WARCRAFT
FILM REVIEW - WARCRAFT
Running Length: 123 minutes
Directed by: Duncan Jones
Cast: Travis Fimmel, Paula Patton, Ben Foster, Dominic Cooper
Story by: Chris Metzen
Cinematography: Simon Duggan
Release Date: 30th May 2016
Ben Foster is better than this, but the rest of the cast certainly aren't.
The gaming community must be giddy with excitement for this big screen version of World of Warcraft, the massively successful “massively mutiplayer online role-playing game” (or MMORPG if you must). Elsewhere, enthusiasm for Duncan Jones’ video game adaption is harder to come by. It’s easy to get sniffy and condescending about video game adaptions, but the source material shouldn’t really matter. Surely the main thing is if the story is a good one.
Sadly, this isn’t.
Like The Beastmaster with a bigger budget, Warcraft is a leave-brain-at-door sword-and-sorcery adventure with orcs, wizards, and the odd dwarf thrown in for good measure. The orc homeworld of Ironforge is dying, so an evil warlock called Gul’dan (Daniel Wu) leads a horde of orc warriors through a magic portal in a landgrab on the human realm, Stormwind. Shenanegans ensue, but the half-orc outcast Garona (Paula Patton) finds acceptance with the humans and orc chieftain Durotan (Toby Kebbel) wants to broker a peaceful alliance between the two species.
It’s tempting to look for a metaphor here on the present humanitarian crisis in Syria, but The Muppets got there already. And with jokes, too.

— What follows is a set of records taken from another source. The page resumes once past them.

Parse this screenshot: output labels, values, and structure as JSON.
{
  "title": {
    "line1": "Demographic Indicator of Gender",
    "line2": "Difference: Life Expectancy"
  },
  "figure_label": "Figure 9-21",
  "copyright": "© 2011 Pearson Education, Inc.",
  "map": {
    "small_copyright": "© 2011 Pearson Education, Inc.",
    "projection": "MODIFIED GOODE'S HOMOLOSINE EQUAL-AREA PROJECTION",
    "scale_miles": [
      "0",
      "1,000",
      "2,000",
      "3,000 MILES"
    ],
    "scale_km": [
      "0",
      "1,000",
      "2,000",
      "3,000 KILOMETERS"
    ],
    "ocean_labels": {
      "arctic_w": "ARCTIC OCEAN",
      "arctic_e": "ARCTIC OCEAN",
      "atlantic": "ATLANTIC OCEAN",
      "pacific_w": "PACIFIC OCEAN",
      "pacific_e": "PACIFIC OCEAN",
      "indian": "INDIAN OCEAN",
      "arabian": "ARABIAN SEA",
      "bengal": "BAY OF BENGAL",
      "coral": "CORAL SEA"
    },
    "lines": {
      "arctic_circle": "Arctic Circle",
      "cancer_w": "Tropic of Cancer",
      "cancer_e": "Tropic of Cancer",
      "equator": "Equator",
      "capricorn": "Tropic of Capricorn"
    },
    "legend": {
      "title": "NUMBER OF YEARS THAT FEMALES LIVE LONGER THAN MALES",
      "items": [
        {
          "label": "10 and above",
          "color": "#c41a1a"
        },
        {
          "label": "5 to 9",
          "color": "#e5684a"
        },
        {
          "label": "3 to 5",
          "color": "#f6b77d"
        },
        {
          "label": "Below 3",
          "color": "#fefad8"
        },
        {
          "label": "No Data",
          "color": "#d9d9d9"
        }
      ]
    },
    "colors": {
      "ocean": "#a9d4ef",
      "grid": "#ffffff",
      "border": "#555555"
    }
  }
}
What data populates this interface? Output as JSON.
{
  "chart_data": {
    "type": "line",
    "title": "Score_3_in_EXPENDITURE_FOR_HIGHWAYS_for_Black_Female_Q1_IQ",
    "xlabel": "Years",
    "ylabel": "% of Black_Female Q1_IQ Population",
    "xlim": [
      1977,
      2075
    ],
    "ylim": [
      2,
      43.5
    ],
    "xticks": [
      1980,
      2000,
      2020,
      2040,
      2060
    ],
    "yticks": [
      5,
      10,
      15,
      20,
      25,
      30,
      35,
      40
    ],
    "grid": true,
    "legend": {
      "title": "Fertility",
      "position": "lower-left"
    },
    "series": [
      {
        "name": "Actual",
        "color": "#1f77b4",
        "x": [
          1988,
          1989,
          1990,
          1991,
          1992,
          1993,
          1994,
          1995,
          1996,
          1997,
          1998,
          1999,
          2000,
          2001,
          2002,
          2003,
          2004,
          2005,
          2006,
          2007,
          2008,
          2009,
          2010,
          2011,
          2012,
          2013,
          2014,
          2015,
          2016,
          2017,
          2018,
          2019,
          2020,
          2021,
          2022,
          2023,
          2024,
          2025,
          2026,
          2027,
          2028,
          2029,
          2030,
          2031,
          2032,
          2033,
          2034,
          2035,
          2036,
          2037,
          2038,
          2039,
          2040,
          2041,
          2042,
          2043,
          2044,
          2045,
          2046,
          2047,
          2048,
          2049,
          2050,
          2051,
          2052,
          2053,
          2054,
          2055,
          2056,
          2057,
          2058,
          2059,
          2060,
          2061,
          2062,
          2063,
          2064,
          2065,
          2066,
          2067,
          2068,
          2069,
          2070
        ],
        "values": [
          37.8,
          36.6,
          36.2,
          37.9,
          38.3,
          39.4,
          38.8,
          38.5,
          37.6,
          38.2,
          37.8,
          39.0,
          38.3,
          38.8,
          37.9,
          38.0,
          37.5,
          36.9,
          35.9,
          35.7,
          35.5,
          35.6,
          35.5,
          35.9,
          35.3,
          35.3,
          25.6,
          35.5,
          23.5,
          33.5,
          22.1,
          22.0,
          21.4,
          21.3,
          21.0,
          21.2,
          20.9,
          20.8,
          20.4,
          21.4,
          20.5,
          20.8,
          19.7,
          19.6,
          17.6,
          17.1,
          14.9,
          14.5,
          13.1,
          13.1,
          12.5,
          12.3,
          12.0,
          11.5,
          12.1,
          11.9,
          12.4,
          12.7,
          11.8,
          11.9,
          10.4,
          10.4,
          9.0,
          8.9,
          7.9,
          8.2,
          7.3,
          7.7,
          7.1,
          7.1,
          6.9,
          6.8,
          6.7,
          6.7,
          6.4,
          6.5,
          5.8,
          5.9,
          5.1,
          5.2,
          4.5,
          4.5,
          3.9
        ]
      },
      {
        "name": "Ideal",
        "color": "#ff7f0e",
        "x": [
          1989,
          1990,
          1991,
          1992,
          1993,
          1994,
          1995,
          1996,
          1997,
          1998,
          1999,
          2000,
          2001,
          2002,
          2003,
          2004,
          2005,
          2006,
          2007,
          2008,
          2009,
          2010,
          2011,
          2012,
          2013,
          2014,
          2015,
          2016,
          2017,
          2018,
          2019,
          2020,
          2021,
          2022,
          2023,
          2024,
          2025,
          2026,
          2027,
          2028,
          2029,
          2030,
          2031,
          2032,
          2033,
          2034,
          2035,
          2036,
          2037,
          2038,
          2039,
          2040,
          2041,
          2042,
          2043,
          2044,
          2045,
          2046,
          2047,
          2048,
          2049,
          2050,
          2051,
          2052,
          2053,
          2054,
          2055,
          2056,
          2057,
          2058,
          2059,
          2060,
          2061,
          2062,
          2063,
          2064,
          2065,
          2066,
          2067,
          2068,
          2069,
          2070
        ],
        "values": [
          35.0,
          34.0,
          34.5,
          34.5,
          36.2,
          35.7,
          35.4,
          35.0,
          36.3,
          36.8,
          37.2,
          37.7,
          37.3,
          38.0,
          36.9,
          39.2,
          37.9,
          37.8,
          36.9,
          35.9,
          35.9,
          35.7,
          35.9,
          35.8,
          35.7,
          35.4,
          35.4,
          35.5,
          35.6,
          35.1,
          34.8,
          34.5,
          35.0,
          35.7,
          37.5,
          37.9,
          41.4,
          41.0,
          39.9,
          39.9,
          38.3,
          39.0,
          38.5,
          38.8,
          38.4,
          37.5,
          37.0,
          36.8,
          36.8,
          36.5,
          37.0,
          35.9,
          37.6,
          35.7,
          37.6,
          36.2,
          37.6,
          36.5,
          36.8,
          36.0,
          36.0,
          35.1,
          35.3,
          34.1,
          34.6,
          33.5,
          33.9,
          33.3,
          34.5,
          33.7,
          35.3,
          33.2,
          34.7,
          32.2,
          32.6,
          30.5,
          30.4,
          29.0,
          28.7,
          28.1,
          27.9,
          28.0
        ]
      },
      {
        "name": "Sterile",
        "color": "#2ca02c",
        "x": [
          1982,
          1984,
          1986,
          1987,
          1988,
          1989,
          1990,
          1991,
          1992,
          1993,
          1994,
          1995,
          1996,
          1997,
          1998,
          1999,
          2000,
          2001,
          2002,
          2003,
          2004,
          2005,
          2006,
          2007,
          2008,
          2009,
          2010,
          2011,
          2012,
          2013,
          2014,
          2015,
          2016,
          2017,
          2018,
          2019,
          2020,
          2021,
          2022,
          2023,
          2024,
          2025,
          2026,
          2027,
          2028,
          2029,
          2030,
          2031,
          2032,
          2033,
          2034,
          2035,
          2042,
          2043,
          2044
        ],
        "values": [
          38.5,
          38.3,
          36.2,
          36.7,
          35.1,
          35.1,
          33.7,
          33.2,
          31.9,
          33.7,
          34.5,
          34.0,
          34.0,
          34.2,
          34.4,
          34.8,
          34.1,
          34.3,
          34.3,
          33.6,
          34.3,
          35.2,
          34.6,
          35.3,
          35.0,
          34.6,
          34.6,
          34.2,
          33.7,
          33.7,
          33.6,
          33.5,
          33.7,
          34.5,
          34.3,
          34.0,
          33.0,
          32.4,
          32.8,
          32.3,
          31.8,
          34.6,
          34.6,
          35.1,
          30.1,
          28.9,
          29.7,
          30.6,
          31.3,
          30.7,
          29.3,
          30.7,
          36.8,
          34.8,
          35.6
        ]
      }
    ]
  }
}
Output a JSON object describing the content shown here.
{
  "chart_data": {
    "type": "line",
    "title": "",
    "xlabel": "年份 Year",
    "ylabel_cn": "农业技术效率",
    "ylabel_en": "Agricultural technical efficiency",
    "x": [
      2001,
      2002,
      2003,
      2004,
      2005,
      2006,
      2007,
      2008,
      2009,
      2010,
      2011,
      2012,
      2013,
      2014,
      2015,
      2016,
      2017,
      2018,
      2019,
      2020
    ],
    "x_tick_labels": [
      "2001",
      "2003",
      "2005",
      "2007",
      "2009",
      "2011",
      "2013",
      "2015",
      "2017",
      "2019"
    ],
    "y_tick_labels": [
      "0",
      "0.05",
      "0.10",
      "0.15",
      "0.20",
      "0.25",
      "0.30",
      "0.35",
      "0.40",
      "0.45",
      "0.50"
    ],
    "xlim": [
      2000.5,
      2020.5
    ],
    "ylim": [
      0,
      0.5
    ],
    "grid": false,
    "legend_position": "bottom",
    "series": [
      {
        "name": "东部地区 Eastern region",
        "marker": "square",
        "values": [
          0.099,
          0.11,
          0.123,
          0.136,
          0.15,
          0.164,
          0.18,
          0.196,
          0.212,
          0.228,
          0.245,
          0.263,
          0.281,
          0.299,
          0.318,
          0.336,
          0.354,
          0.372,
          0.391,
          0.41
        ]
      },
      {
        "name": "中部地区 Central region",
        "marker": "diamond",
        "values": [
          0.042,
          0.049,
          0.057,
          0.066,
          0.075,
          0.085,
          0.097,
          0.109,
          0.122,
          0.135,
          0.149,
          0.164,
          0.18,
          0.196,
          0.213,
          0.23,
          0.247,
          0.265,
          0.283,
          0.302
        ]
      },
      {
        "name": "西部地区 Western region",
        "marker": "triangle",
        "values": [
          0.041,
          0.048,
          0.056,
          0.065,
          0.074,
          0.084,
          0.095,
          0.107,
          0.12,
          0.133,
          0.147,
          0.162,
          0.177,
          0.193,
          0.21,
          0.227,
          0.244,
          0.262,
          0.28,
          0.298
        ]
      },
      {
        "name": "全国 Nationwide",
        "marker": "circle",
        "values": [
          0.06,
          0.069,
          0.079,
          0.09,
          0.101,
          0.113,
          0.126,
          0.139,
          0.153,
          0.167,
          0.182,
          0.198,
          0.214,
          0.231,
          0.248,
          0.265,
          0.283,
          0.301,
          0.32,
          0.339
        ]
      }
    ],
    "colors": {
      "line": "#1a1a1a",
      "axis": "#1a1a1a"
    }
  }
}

Ben Foster plays a Gandalf-lite wizard called The Guardian. He is better than this, but the rest of the cast certainly aren’t. Patton, Travis Fimmel and Ben Schnetzer are out-acted by the CG characters at every turn. But that’s what you get for making your cast perform against a tennis ball on a stick.
It’s hard to work out what Jones was thinking, but following 2011’s disappointing Source Code with this makes his extraordinary debut, Moon, appear more and more like a happy fluke.
The relentless use of green screen is so overwhelming that it is nigh on impossible to become invested in the vast, virtual spectacle that Jones has constructed. With such a dearth of practical effects and physical sets, it would be a genuine shock to discover that a single physical prop had been used during production. There is probably more drama and excitement to be mined from playing 10 minutes-worth of the video game itself.
Some of Warcraft’s publicity material comes with the appended subtitle, “The Beginning”. This might sound like a threat of more to come, but ends up looking like optimistic studio bluster. I wouldn’t anticipate Warcraft: The Middle Bit appearing any time soon.